For a while now I've been on the lookout for a top-and-bottom coverstitch machine. Like any other coverstitch machine, the foundation of it is a three-needle chain stitch machine with a single lower looper. What separates it from these more common machines is that it also has an upper looper, which adds a thread that goes back and forth across the top of the seam.
Recently, just such a machine popped up on the 'ol fleabay, a Brother CV3550. One "buy it now" later, and this box showed up on my doorstep.
Mmm, internet shopping.
As you might expect, the machine showed up with almost no signs of use at all. I expect that the original owner bought it, got confused and frustrated with it, and then shoved it back in its original box until they needed to clean house. Given that the list price for this machine is $1700 and the price I paid was, let's just say, significantly less than that, I do have to thank them for taking the depreciation hit for me. Of course, like most list prices it's a complete lie, and the real price is more like $800, though that's still a fair bit more than I paid.
But enough about the financials, let's see the machine!
And a little close-up of the upper looper, where the magic happens.
The threading path for the lower looper is very simple, especially compared to my Singer Professional 5, which is a combination coverstitch and overlock machine.
Conveniently, there's also little snap-in spots for the spare needles, a set of tweezers, and the little hex key that you use to loosen the set screws holding the needles in place.

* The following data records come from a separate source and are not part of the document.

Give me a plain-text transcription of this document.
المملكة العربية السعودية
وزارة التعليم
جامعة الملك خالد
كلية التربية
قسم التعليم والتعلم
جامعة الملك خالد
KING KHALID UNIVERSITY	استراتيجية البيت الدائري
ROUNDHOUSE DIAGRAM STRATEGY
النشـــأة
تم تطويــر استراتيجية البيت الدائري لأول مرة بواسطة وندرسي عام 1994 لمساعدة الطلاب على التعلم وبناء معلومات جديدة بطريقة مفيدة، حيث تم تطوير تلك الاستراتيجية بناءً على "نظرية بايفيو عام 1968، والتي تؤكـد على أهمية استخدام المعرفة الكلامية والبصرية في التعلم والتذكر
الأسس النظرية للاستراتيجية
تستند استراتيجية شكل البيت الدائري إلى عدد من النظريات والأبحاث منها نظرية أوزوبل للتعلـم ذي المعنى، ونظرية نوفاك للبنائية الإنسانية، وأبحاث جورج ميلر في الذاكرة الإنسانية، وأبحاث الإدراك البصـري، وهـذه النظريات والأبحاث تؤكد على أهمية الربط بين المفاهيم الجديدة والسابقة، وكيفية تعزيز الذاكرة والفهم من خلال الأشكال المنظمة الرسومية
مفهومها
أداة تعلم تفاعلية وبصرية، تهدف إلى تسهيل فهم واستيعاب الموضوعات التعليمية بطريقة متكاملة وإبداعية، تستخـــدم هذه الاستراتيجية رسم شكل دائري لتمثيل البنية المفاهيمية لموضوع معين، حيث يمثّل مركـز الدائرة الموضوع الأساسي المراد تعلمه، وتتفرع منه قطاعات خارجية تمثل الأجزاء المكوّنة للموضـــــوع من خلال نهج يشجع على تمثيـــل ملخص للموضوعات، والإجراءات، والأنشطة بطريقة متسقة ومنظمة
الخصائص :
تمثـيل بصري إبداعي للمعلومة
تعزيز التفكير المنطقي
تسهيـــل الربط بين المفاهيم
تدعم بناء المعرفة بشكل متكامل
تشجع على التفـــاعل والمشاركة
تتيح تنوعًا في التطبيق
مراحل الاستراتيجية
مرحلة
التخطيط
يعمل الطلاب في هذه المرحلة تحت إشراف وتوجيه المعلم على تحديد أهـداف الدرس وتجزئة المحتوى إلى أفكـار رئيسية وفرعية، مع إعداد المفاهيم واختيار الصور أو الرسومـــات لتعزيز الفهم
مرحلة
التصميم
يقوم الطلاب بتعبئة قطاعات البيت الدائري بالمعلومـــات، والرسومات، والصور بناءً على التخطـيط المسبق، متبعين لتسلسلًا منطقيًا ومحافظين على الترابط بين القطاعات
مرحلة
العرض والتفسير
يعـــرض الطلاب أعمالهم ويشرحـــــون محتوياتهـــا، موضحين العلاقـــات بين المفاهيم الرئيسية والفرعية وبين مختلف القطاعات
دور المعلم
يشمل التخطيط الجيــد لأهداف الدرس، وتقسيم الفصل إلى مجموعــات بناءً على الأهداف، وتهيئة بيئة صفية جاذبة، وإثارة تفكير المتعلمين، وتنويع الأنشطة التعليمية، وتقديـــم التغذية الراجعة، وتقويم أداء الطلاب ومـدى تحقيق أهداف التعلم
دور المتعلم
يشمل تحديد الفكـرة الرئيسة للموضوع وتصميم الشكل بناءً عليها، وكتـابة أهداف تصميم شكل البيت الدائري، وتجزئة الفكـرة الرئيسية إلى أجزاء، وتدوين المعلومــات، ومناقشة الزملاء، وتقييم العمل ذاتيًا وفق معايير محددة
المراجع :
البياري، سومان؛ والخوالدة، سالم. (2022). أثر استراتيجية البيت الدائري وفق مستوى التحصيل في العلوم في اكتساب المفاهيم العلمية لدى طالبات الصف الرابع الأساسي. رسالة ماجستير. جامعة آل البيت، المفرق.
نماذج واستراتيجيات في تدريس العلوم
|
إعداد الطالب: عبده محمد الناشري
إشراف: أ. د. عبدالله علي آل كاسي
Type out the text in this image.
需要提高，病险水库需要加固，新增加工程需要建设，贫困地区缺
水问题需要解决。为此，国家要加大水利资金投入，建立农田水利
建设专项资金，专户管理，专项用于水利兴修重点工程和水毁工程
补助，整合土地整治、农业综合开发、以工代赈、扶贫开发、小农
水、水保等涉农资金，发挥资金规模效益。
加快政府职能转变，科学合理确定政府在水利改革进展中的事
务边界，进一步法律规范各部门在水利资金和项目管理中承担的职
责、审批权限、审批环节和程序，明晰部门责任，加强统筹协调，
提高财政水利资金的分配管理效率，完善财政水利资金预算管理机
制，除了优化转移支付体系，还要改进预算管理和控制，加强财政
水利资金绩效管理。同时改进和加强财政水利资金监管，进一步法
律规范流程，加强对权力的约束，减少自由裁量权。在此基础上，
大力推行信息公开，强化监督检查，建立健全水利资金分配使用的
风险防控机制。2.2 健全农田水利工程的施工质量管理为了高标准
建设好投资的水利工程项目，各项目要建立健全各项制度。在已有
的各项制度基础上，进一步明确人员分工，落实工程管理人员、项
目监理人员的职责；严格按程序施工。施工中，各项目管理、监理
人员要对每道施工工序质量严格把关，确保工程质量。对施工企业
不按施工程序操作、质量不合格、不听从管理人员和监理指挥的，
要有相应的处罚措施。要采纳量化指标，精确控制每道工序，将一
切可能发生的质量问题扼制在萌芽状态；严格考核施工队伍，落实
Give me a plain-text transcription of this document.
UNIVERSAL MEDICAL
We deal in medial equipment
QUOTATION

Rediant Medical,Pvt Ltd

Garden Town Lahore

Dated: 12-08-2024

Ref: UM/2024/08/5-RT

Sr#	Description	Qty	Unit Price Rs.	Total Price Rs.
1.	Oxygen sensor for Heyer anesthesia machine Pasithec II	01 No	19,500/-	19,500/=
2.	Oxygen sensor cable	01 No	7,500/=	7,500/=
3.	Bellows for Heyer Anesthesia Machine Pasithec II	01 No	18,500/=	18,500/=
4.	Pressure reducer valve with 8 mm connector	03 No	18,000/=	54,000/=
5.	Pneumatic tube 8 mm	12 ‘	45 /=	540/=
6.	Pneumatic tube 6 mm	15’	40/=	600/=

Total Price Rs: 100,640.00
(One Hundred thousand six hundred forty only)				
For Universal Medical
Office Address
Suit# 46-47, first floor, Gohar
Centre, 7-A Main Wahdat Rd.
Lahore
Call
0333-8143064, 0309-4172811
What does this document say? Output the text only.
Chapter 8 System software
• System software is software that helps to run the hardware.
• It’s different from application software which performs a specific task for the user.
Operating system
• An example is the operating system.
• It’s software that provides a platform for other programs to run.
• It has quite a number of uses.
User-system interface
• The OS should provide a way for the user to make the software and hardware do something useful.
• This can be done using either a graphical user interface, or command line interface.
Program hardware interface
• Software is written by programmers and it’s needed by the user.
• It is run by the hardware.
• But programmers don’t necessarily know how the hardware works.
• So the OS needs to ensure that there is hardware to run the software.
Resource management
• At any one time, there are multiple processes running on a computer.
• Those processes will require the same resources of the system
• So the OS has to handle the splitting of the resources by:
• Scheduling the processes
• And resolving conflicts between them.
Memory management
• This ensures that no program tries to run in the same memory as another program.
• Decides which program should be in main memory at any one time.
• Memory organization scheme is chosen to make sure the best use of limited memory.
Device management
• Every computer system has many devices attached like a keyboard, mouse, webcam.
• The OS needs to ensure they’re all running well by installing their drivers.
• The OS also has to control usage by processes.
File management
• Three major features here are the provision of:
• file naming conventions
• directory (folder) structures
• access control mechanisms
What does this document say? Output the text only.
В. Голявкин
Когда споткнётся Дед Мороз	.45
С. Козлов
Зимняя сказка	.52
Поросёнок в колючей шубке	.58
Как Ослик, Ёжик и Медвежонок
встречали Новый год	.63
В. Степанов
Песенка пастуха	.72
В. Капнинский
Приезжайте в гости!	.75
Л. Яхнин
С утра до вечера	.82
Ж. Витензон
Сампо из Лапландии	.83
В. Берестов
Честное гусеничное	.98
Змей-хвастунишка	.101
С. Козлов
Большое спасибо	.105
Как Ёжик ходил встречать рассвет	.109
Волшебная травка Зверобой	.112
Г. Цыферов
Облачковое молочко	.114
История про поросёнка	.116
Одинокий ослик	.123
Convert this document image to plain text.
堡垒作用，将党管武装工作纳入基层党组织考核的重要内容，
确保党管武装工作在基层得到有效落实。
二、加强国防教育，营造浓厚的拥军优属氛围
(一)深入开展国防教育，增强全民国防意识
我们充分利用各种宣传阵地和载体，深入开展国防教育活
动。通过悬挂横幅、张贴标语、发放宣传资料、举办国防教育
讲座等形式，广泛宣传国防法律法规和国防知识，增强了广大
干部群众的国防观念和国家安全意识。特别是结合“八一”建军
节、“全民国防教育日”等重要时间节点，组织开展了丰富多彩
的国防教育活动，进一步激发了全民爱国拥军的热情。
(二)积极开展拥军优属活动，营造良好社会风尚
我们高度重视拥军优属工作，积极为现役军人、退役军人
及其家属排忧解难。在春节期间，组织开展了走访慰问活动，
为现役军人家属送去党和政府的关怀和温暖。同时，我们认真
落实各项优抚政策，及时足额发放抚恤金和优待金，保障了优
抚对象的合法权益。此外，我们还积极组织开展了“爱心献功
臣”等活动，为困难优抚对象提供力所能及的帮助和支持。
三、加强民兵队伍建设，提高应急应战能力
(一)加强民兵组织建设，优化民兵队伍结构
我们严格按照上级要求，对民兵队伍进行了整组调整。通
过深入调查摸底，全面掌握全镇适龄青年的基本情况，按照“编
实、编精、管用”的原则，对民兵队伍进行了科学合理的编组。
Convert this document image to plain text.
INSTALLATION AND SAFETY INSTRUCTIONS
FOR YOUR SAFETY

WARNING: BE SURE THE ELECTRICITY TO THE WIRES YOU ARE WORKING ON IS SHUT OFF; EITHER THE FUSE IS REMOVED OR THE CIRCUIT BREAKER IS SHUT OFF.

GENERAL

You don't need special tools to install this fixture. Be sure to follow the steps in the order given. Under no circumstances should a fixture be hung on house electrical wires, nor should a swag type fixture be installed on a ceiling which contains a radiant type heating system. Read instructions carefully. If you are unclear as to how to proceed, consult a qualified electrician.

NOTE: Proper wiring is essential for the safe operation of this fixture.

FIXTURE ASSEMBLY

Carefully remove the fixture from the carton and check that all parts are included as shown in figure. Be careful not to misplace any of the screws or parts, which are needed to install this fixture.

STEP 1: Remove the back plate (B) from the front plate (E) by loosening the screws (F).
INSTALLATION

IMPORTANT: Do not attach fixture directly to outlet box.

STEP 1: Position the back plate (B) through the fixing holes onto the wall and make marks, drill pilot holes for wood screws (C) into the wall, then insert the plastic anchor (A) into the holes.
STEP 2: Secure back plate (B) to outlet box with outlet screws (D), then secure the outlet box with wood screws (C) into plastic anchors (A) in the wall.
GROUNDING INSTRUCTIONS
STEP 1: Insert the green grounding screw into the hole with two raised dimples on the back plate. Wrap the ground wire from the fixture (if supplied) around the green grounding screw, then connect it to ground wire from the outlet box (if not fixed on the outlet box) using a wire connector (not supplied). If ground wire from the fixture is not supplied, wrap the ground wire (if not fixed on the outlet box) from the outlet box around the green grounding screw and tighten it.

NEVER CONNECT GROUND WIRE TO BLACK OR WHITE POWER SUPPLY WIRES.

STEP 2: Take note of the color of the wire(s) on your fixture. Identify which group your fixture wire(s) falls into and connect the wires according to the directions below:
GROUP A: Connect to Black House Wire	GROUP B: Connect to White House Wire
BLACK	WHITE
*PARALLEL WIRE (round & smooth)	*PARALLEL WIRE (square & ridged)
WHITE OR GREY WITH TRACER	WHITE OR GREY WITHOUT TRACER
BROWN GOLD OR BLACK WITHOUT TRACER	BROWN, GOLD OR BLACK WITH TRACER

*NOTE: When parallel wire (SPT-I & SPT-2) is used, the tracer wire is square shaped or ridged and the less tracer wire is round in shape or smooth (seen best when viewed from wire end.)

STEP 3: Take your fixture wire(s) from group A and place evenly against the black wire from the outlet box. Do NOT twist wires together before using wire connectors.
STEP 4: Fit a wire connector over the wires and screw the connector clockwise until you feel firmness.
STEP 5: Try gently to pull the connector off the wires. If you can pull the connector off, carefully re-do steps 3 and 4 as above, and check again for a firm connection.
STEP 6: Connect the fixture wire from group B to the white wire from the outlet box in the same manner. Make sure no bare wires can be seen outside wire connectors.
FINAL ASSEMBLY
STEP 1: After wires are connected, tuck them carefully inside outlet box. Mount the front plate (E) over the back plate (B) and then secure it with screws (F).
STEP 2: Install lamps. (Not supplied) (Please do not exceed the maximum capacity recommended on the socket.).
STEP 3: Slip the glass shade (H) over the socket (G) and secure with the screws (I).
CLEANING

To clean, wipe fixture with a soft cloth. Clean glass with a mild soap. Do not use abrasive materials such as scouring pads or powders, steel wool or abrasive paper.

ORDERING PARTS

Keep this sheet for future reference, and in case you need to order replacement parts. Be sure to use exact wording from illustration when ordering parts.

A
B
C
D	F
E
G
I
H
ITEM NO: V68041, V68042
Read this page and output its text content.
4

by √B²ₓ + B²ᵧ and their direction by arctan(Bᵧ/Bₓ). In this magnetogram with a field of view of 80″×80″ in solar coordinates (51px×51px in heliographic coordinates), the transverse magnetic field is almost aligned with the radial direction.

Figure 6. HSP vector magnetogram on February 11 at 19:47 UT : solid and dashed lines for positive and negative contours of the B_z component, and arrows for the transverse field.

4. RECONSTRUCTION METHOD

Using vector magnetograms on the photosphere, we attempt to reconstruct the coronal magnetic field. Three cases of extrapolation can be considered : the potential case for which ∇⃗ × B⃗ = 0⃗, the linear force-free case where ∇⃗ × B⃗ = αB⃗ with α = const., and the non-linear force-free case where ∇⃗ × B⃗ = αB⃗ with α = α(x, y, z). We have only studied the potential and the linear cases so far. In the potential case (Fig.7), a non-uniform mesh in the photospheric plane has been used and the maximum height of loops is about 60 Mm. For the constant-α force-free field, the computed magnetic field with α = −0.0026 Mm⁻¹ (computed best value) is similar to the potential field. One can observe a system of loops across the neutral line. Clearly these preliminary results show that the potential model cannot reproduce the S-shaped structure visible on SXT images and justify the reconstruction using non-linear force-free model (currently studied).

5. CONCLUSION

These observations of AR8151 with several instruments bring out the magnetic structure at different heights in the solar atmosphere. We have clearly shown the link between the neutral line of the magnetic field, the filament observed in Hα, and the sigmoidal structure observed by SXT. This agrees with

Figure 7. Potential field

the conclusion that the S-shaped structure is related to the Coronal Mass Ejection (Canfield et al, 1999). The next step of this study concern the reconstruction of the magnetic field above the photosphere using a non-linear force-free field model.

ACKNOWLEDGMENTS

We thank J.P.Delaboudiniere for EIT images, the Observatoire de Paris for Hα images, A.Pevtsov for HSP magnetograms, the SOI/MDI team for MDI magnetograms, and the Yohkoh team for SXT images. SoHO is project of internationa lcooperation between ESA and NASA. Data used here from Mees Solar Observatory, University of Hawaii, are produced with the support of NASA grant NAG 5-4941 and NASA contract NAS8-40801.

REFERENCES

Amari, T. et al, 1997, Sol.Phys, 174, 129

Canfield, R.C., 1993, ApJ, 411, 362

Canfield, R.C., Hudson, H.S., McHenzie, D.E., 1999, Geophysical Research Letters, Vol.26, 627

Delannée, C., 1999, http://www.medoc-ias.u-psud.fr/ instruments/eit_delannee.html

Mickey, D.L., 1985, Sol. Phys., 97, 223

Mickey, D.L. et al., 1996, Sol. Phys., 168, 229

Also a convenient feature: the free arm. Granted, anyone who's used to the free arm on a more pedestrian lockstitch machine will find his hilariously small, but it's what you get with this type of machine.
Given that my Singer has basically no free arm at all, this is a nice step up.
So let's give this thing a test-drive to make sure everything is in order. A regular 3-needle coverstitch seems like a good place to start.
As expected, we get the usual three rows of stitching on the top side, and the looper thread on the bottom. This, along with its 2-needle variants (which this machine can also do), is very commonly used to stitch hems on garments. Generally the right needle (and center needle, for a 3-needle stitch) will pierce both layers of fabric, while the left needle will stitch just to the left of the lower layer of fabric, ensuring that the raw edge is trapped underneath the looper thread on the back.
Now let's spice things up by adding the top looper thread.
I used a wooly nylon in the upper looper here, just for the added dramatic effect.
Now this is very dramatic and all, but what functionality does it bring to the party?
Generally a coverstitch machine is not used for joining multiple pieces of fabric together to construct a garment, but rather only used for finishing hems and seams after they've been sewn together with a lockstitch sewing machine or an overlock machine. With the latter machines, this is done by placing the two pieces of fabric right-sides together, and stitching along the seam allowance. The overlocker will trim the seam allowance and encapsulate the raw edge with its looper threads, while the lockstitch machine will leave finishing the seam allowance up to the user. A coverstitch machine can't do that, as all the needles need to go through the fabric.
Now you might say that one could just overlap two pieces of fabric both right-sides up (or both wrong-sides up), and coverstitch through the overlap. With a regular coverstitch machine, however, this would leave one raw edge loose and unfinished, as the top side of the stitch only has the three lines of needle thread and no looper.
Ah, but my machine has an upper looper, and so it can encapsulate the raw edge on both the top and the bottom, making what amounts to the closest thing to a proper flatlock seam that can be achieved without resorting to industrial-level equipment.
Now a proper flatlock seam uses 4 needles, and looks a little something like this.
Two needles go through the fabric on the left, two needles go through the fabric on the right, and the upper and lower looper threads hold the two sides together. This type of seam is done on a machine that looks like this:
And that's not remarkably practical for home use, especially considering the price that those machines generally command.
So, with that style machine ruled out, I think I'll still be able to do quite well with what I've got. I've got a few projects planned for this, but I've also got a backlog of other projects that I've already started, so it may be some time before I get to them.